Media Contact: Jonathan Brown, 0413 299 567, firstname.lastname@example.org
Available for comment:
- Gerard Brody, CEO, Consumer Action Law Centre
- Kat Lane, Acting Coordinator, Financial Rights Legal Centre
Quotes attributable to Gerard Brody, CEO Consumer Action Law Centre:
On the Ramsay EDR Review:
“Mandatory external dispute resolution schemes in many sectors has been one of the greatest advances in consumer protection in the past 20 years. Ombudsman schemes provide free, fair and legally binding resolutions for people without the cost and hassle of legalism.”
“Dispute resolution in the finance sector must be enhanced to improve access to justice and keep financial institutions to account. New ombudsman schemes will deliver on this.”
On a last resort compensation scheme:
“Too many investors have lost money following unethical or misleading financial advice, and are unable to get compensation if their financial advisor becomes insolvent. People who’ve been exploited shouldn’t be left to pick up the pieces. We’re talking about families losing their home and driven to poverty.”
“We strongly urge the establishment of a statutory compensation scheme of last resort. This will means that Australians won’t be left out of pocket after bringing a successful ombudsman complaint against a financial service provider that doesn’t have the funds to pay up. A compensation scheme will show that the Government and industry don’t want to leave people behind, and improve trust in the financial sector.”
On the Senate Inquiry into Banking Rip-Offs:
“Too many Australians have suffered as a result of misconduct in the banking, insurance and financial services sector.

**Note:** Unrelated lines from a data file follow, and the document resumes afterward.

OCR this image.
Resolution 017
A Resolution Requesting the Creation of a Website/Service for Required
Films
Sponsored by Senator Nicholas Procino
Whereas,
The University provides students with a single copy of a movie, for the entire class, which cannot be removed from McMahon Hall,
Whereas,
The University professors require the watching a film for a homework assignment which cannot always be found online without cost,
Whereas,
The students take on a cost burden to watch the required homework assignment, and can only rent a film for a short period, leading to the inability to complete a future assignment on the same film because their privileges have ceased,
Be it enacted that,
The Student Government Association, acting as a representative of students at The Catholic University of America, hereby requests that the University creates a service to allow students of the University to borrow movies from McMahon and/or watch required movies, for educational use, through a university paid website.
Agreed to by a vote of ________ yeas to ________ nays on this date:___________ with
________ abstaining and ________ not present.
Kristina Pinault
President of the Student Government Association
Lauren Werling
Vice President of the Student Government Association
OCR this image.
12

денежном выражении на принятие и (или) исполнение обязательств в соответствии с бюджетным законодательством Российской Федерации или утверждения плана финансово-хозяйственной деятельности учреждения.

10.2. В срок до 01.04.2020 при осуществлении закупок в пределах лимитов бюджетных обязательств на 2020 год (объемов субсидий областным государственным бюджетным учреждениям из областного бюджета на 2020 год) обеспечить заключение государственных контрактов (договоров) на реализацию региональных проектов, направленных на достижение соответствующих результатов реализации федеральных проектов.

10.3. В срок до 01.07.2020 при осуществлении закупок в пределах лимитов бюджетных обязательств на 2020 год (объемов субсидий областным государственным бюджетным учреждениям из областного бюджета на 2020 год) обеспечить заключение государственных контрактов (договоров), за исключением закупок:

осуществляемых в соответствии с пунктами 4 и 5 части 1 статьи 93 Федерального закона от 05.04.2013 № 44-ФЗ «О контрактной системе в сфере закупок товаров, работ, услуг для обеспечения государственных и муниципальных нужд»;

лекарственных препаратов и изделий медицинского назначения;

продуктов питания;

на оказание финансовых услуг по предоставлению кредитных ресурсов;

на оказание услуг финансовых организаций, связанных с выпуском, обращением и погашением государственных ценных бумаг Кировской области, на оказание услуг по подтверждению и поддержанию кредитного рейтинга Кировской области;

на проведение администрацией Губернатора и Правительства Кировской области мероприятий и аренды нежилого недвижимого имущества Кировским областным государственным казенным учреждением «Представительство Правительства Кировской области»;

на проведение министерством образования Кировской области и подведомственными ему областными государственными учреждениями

The new Senate Inquiry is a timely opportunity to get the root of the problems in this sector.”
“We’ve helped many people who’ve been ripped off by irresponsible bank lending, junk insurance, and debt vultures. It’s time to plug the regulatory gaps and stop the rorts. We need to focus on how we can better prevent Australians falling victim to poor conduct in the finance sector, and how we can bring greater integrity and fairness to the culture of our big banks.”